Fiordland's lush green wilderness is used to push New Zealand's brand overseas - and scientists suggest it could also be sucking up far more carbon dioxide than we realise. Photo / File
Fiordland's lush green wilderness is used to push New Zealand's brand overseas - and scientists suggest it could also be sucking up far more carbon dioxide than we realise.
Scientists have begun a new study that will use the spectacular region as a "natural laboratory" to answer long-standing questions around how much CO2 enters and leaves our atmosphere today.
It follows the striking findings of a recent study that suggested our forests and other areas could be pulling in 60 per cent more CO2 than we'd estimated, with native trees likely to thank for most of it.
Being able to accurately measure our greenhouse gas emissions was critical to predicting how climate change would affect us in the future.
But being able to measure those emissions demanded a clear understanding of what scientists call "fluxes" - CO2 being pulled out of and pushed into the atmosphere.
Fluxes in Fiordland, home to one of our largest native forests, have been particularly contested.
Getting the true picture could lie in a new method - developed by Niwa and based on permanent measurements of atmospheric CO2 concentrations at critical sites around the country - to quantify national CO2 sink and source fluxes.
By analysing these measurements, scientists could work out the country's net CO2 fluxes, which was crucial for reporting of national greenhouse gas emissions that New Zealand has pledged to slash by 11 per cent below 1990 levels, by 2030.
Niwa atmospheric scientist Dr Peter Sperlich said it was this new method that had indicated native forests in Fiordland may absorb much more CO2 than previously estimated.
In a project, supported with a $300,000 Marsden Fund grant, he and international colleagues will use Fiordland as a "natural laboratory" to build and test other new observational methods to quantify CO2 fluxes, on a regional scale.
The new method factored in monthly air sampling during phases when oceanic air was advected from the ocean towards Fiordland's coast, followed by the sampling of those same air masses after they'd passed over the region's forests and reached an inland site.
"This sampling strategy will enable us to interpret measurable differences between coastal and inland air as a function of trace gas exchange within Fiordland to derive a regional CO2 flux estimate."
The team would also draw upon a range of just-developed isotope tracers, each revealing the specific processes - such as CO2 being absorbed by plants or emitted by plants and soil - at play.
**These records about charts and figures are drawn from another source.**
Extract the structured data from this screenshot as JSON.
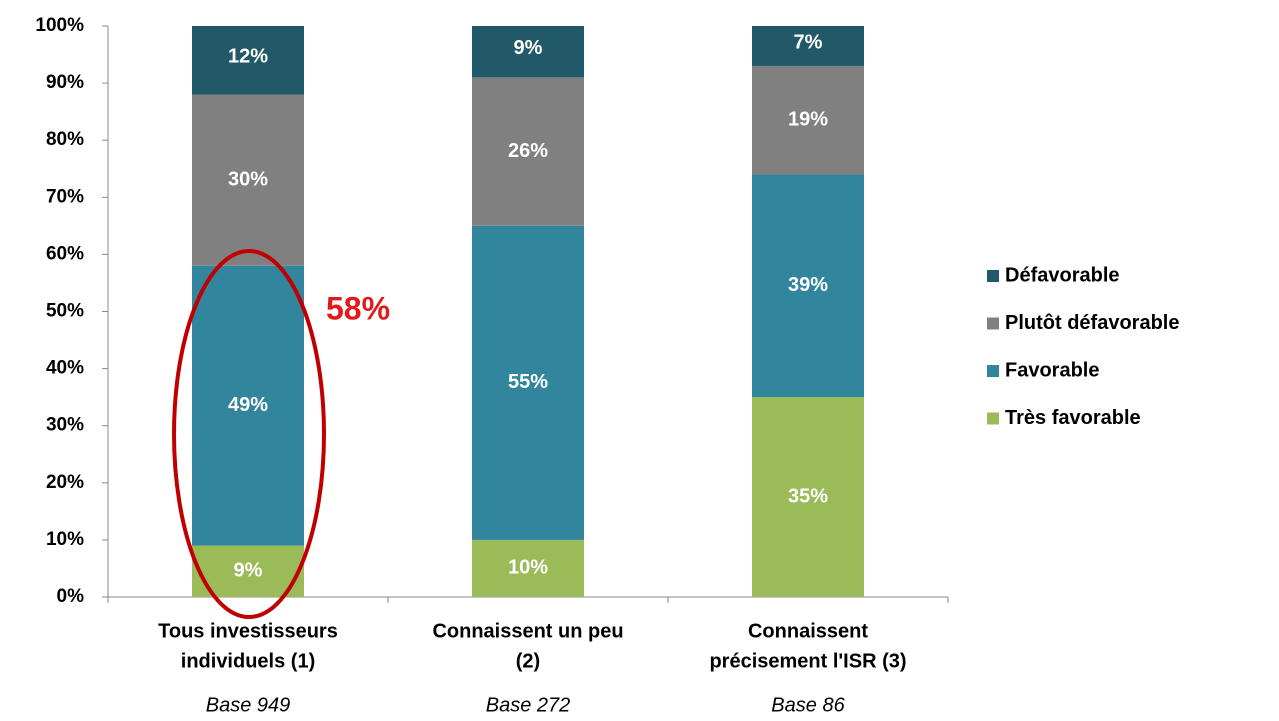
{
  "chart_data": {
    "type": "stacked_bar",
    "categories": [
      [
        "Tous investisseurs",
        "individuels (1)"
      ],
      [
        "Connaissent un peu",
        "(2)"
      ],
      [
        "Connaissent",
        "précisement l'ISR (3)"
      ]
    ],
    "bases": [
      "Base 949",
      "Base 272",
      "Base 86"
    ],
    "series": [
      {
        "name": "Très favorable",
        "color": "#9bbb59",
        "values": [
          9,
          10,
          35
        ],
        "value_labels": [
          "9%",
          "10%",
          "35%"
        ]
      },
      {
        "name": "Favorable",
        "color": "#31859c",
        "values": [
          49,
          55,
          39
        ],
        "value_labels": [
          "49%",
          "55%",
          "39%"
        ]
      },
      {
        "name": "Plutôt défavorable",
        "color": "#808080",
        "values": [
          30,
          26,
          19
        ],
        "value_labels": [
          "30%",
          "26%",
          "19%"
        ]
      },
      {
        "name": "Défavorable",
        "color": "#215968",
        "values": [
          12,
          9,
          7
        ],
        "value_labels": [
          "12%",
          "9%",
          "7%"
        ]
      }
    ],
    "annotation": "58%",
    "ylim": [
      0,
      100
    ],
    "yticks": [
      {
        "value": 0,
        "label": "0%"
      },
      {
        "value": 10,
        "label": "10%"
      },
      {
        "value": 20,
        "label": "20%"
      },
      {
        "value": 30,
        "label": "30%"
      },
      {
        "value": 40,
        "label": "40%"
      },
      {
        "value": 50,
        "label": "50%"
      },
      {
        "value": 60,
        "label": "60%"
      },
      {
        "value": 70,
        "label": "70%"
      },
      {
        "value": 80,
        "label": "80%"
      },
      {
        "value": 90,
        "label": "90%"
      },
      {
        "value": 100,
        "label": "100%"
      }
    ],
    "legend": "right"
  }
}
Importantly, isolated Fiordland represented an untouched ecosystem where scientists could hone in on small natural atmospheric signals that might otherwise be masked by large man-made ones.
Results of the new tracer tests would later be compared against those of two earlier, contradicting Fiordland-based studies, one of them based on tree physiology observations and the other based on atmospheric modelling.
The project stood to not just gain more clarity around Fiordland's contribution to our carbon budget, he said, but to offer a blueprint for similar studies elsewhere in the future.
"One of our goals is to determine the most efficient combination of atmospheric tracers to determine natural CO2 fluxes on regional scales with highest possible accuracy," he said.
"This may inform future tools to evaluate regional efforts to reduce CO2 emissions, inside and outside of New Zealand."
New Zealand scientists had already played a big part in a global scientific effort to gauge CO2 fluxes on a national scale.
"We expect that our study will further New Zealand's contribution to the improvement of existing methods to quantify and understand regional CO2 fluxes."
New Zealand and climate change
• Under present projections, the sea level around New Zealand is expected to rise between 30cm and 100cm this century. Temperatures could also increase by several degrees by 2100. • Climate change would bring more floods; worsen freshwater problems and put more pressure on rivers and lakes; acidify our oceans; put even more species at risk and bring problems from the rest of the world. • Climate change is also expected to result in more large storms compounding the effects of sea-level rise. • New Zealand, which reported a 23 per cent increase in greenhouse gas emissions between 1990 and 2014, has pledged to slash its greenhouse gas emissions by 30 per cent from 2005 levels and 11 per cent from 1990 levels by 2030.